The extra return workers will earn in their private accounts will also help relieve the pressure when Social Security outlays far exceed receipts beginning in about 15 years and continuing indefinitely. Social Security has two enormous problems and private accounts address both problems.

Governor Bush’s Social Security reform plan recognizes a sea change in the political culture surrounding this enormous federal program. A recent poll by Zogby International shows the true breadth and depth of the change. Nearly two months prior to the release of the Bush plan Zogby asked 1068 Americans, “How likely would you be to support Social Security privatization if it allowed you to take your Social Security money and invest it in a retirement account of your choosing.” Nearly 70 percent said they would be “totally likely” to support such a plan.

Such strong support is surprising, but the demographic breakdowns are even more so. For example, 89 percent of Hispanic and 75 percent of African American respondents indicated strong support. Whites actually lagged at 65 percent.

Another surprise is that 72 percent of self-described progressive or very liberal respondents supported the approach, significantly more than the 65 percent of self-described conservatives. Another surprise, perhaps particularly to the national union leadership, is that two-thirds of union members would strongly support moving to private accounts.

Not surprising is that 96 percent of respondents below the age of 29 and 80 percent of those between the ages of 30 and 49 strongly support Social Security reform. They already know they will either see their promised Social Security benefits slashed or see their children’s payroll taxes raised through the roof if privatization is not enacted quickly.

Governor Bush recognized the sea change in attitudes toward Social Security, but he did not create it. The change probably began many years ago when the predominant private system was a defined benefit pension. Under a defined benefit plan, employers guaranteed a specific retirement benefit. The regulatory burden associated with these plans became so great that businesses shifted en masse to the less regulated and far more flexible defined contribution plan. Under a defined contribution plan, employees decide, within limits, how much of their wages to put into the plan and often have a number of investment options.

As more and more employees came under defined contribution plans, they saw the consequences of their own investment decisions in the form of steadily growing pension assets. Millions of citizens who would never have considered investing in the stock market or in mutual funds on their own found themselves taking responsibility for their own financial futures to a far greater degree. And they found they liked it. Freedom is like that.

The internet also has played a role in this cultural transformation, making it far less expensive for individuals to buy and sell equities. More importantly, the internet has made it much easier for individuals to become knowledgeable about the mutual funds and other investment vehicles they are considering. Armed with greater knowledge acquired at their own pace and in their own time, many more individuals now own stocks on their own account. Twenty years ago only 5.7 percent of households owned mutual funds. Today, 44 percent of households own mutual funds and almost 50 percent hold stocks. In short, Wall Street has been replaced by the internet highway and average citizens travel these byways regularly and without fear.

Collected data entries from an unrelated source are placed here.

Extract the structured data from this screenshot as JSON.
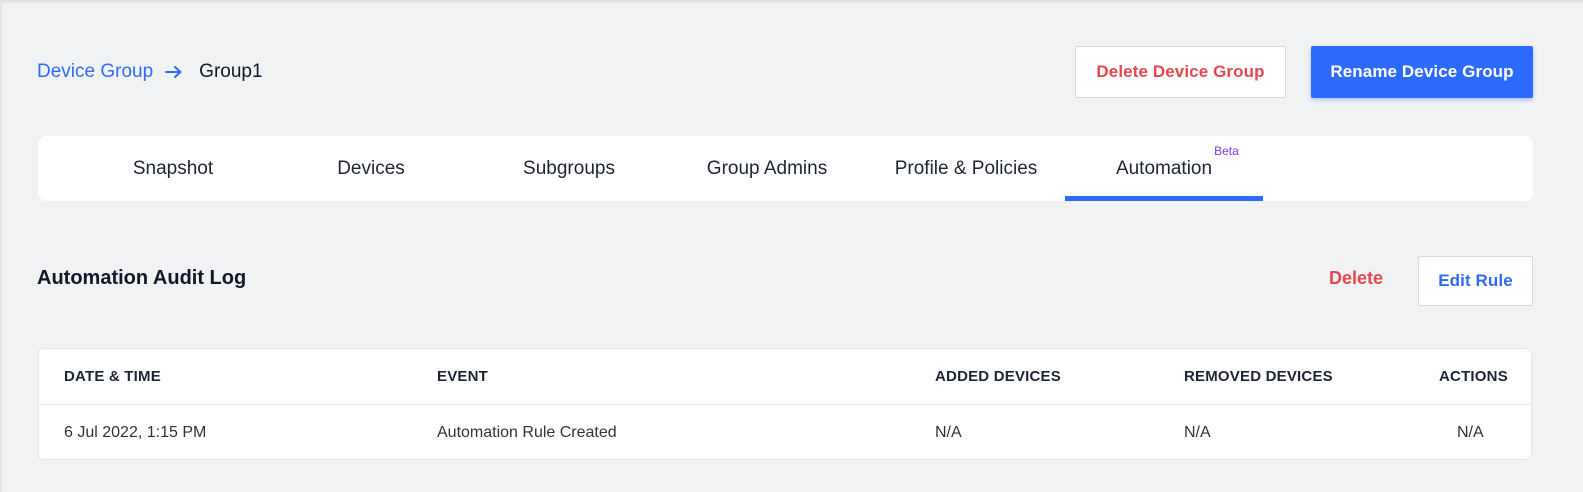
{
  "breadcrumb": {
    "parent": "Device Group",
    "current": "Group1"
  },
  "header_buttons": {
    "delete_group": "Delete Device Group",
    "rename_group": "Rename Device Group"
  },
  "tabs": [
    {
      "label": "Snapshot"
    },
    {
      "label": "Devices"
    },
    {
      "label": "Subgroups"
    },
    {
      "label": "Group Admins"
    },
    {
      "label": "Profile & Policies"
    },
    {
      "label": "Automation",
      "badge": "Beta",
      "active": true
    }
  ],
  "section": {
    "title": "Automation Audit Log",
    "delete_label": "Delete",
    "edit_rule_label": "Edit Rule"
  },
  "table": {
    "columns": [
      "DATE & TIME",
      "EVENT",
      "ADDED DEVICES",
      "REMOVED DEVICES",
      "ACTIONS"
    ],
    "rows": [
      {
        "date_time": "6 Jul 2022, 1:15 PM",
        "event": "Automation Rule Created",
        "added": "N/A",
        "removed": "N/A",
        "actions": "N/A"
      }
    ]
  },
  "colors": {
    "primary": "#2d6bff",
    "danger": "#e5484d",
    "badge": "#7c3aed",
    "background": "#f1f2f4"
  },
  "icons": {
    "breadcrumb_separator": "arrow-right-icon"
  }
}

Americans are by nature an independent lot. For a relatively brief period beginning with the enactment of FDR’s great social programs such as Social Security, a generation of Americans stunned by the Great Depression forsook their traditions and gratefully turned to the government for their economic protection. Succeeding generations, enraptured by the economic promises of socialization, built on this new trend.

The times, however, are a’changing. Americans seem to be returning to their natural individualism. Not that government is without its role as safety net provider, but Americans increasingly seem to prefer self-determination to the beneficent overlord. When progressives, liberals, union members, African Americans, women, and even Democrats all by a two-to-one margin or better prefer to manage their own retirement assets rather than have the government do it for them, then clearly Governor Bush has by instinct or by luck clearly placed himself on the right side of history in the making.